Os sumérios possuíam seres sagrados, herdeiros de totens primitivos: a águia, o touro e o leão.
O animismo coloca nos astros – no Sol, na Lua e em Vênus – espíritos que se tornaram deuses.
As divindades variam de uma cidade para outra. Estas divindades locais são, sobretudo, femininas, réplicas da grande deusa, a Mãe Universal, que foi venerada do Mediterrâneo ao Gôlfo de Bengalas, por egeus, asianos e dravidianos. Tiamat, divindade do oceano, Nana ou Nina, protótipo da Ishtar babilônica. Um deus destinado a ter grande futuro, Marduk, é o criador que, triunfando sobre Tiamat impôs forma a matéria e criou o Delta. Todas estas divindades serão reencontradas na religião babilônica onde serão também desenvolvidas as lendas suméricas da criação e do dilúvio.

Os deuses criam o homem a fim de que este institua seu culto e os alimente. O homem é feito de argila animada por um deus.

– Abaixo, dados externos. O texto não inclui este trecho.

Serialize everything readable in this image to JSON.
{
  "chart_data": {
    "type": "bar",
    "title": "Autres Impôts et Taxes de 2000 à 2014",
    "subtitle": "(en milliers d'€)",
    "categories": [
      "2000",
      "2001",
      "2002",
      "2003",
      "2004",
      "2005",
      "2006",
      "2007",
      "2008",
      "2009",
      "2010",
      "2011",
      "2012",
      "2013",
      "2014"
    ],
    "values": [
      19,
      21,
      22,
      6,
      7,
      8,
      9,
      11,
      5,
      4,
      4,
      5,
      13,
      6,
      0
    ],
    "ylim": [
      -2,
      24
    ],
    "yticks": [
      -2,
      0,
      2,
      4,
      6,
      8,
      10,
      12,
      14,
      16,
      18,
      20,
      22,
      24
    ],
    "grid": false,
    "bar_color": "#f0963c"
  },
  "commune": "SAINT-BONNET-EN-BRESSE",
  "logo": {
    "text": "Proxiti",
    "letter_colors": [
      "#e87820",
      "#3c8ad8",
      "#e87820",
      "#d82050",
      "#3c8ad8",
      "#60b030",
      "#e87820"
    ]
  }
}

Os soberanos são filhos de deuses e são eles que asseguram a fecundidade da natureza, regulam as enchentes e presidem a vegetação.

Os sumérios que se supõe descidos da montanha, parecem ter conservado o culto das alturas que lhes inspirou, uma vez tornados mesopotâmicos, a construção dos Ziggurats, torres maciças de sete andares das quais as de Ur e de Khorsabad transmitiram-nos a imagem concreta sendo a de Babel o mais famoso exemplar.